Erinnerungen an Haustenbeck
Von Margarete Sprenger und Ruth Held
Vorbemerkungen:
Vor 75 Jahren endete die Geschichte der Gemeinde Haustenbeck in der Senne – Anlass, ein Interview erneut zu veröffentlichen, das 1977 im Heft Nr. 12 des „Schlänger Boten“ erschienen ist.
„Wenn ich mir heute Rechenschaft ablege, wie ich dazu gekommen bin, dieses Buch zu schreiben, so darf ich sagen, dass am Anfang die Liebe zu unserem Sennedorfe gestanden hat“, bekennt Hans Sprenger im Geleitwort zu „Haustenbeck – Ein Buch der Erinnerung“, 1939 erschienen. In seinem 1939 geschriebenen und 1975 veröffentlichten Buch „Haustenbeck – Auflösung und Abschied“ berichtet Pastor Hans Held über den Weihnachtsgottesdienst des Jahres 1938: „Ich hatte in der Frühkirche den Text 2. Korinther 8, Vers 9 und versuchte – zum Glück am Schluss der Ansprache – auch etwas zu sagen über die Wehmütigkeit dieses letzten Weihnachtsfestes. Aber ich musste schnell abbrechen, weil ich sonst nicht mehr hätte weitersprechen können.“
Professor Hans Sprenger, 1934 bis 1939 Lehrer in Haustenbeck, ist am 12. März 1973 gestorben. Pastor Lic. Hans Held war von 1929 bis 1939 Seelsorger des Sennedorfes, seit 1932 gleichzeitig Pfarrer in Augustdorf mit Wohnsitz in der größeren Gemeinde. Pastor Held ist am 22. Februar 1944 in Russland gefallen.

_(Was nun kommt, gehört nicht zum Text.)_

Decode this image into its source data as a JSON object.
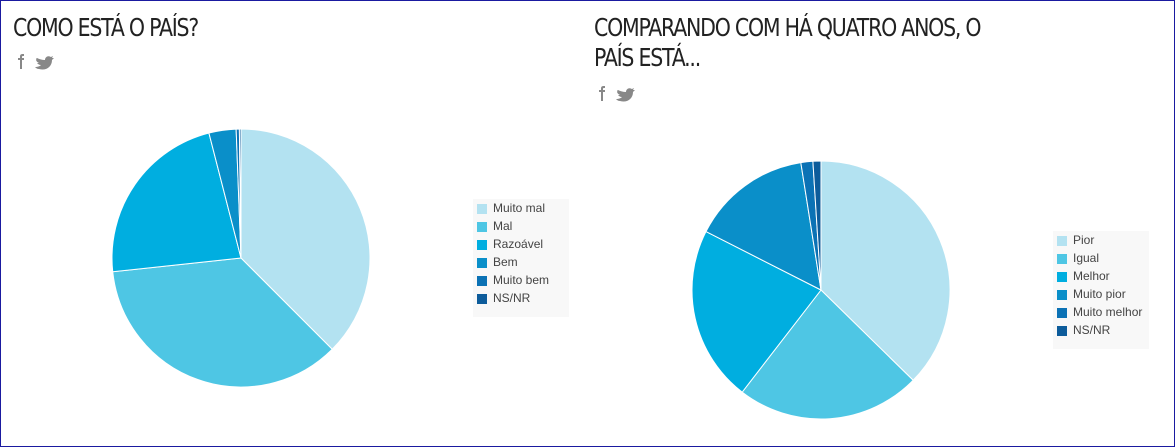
{
  "chart_data": [
    {
      "type": "pie",
      "title": "Como está o país?",
      "categories": [
        "Muito mal",
        "Mal",
        "Razoável",
        "Bem",
        "Muito bem",
        "NS/NR"
      ],
      "values": [
        37.5,
        35.8,
        22.7,
        3.4,
        0.4,
        0.2
      ],
      "colors": [
        "#b3e2f1",
        "#4ec6e4",
        "#00aee0",
        "#0a8fc9",
        "#0b72b5",
        "#0d5c9b"
      ],
      "legend": "right"
    },
    {
      "type": "pie",
      "title": "Comparando com há quatro anos, o país está...",
      "categories": [
        "Pior",
        "Igual",
        "Melhor",
        "Muito pior",
        "Muito melhor",
        "NS/NR"
      ],
      "values": [
        37.3,
        23.1,
        22.0,
        15.0,
        1.5,
        1.0
      ],
      "colors": [
        "#b3e2f1",
        "#4ec6e4",
        "#00aee0",
        "#0a8fc9",
        "#0b72b5",
        "#0d5c9b"
      ],
      "legend": "right"
    }
  ]
}
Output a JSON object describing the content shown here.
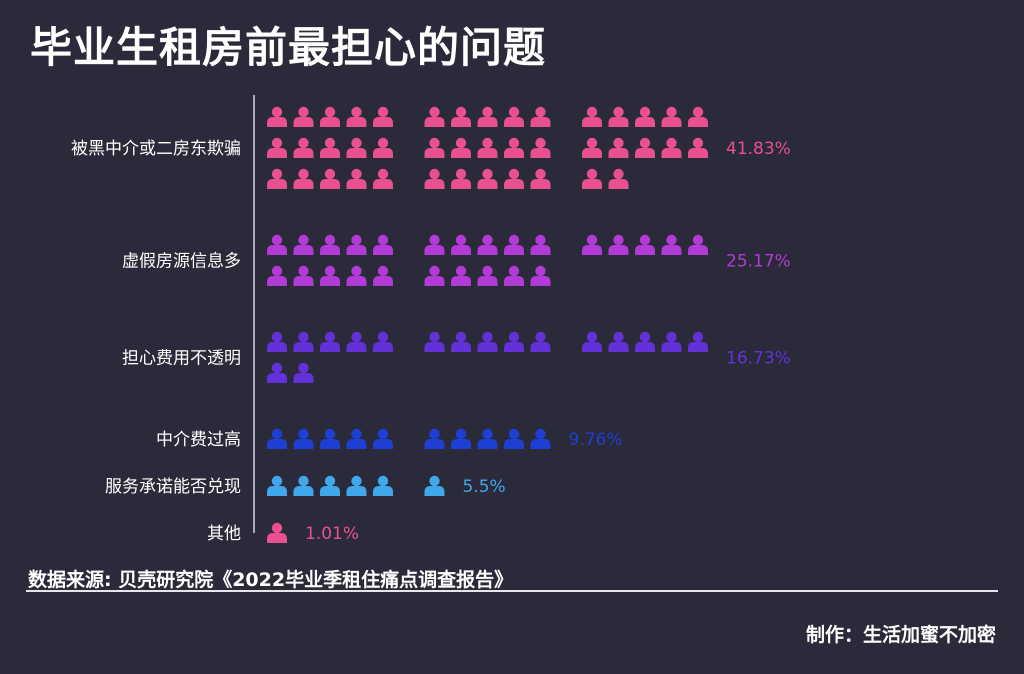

Frau Margarete Sprenger, 1896 in Eichholz geboren, hat 1925 geheiratet. Frau Ruth Held ist 1908 in Essen zur Welt gekommen, getraut wurde 1929. Beiden Witwen der Buchautoren hat Heinz Wiemann die gleichen Fragen gestellt, Fragen nach Erinnerungen an Haustenbeck, an das Dorf, das für immer geräumt werden musste und 1939 in das Truppenübungsgelände einbezogen wurde.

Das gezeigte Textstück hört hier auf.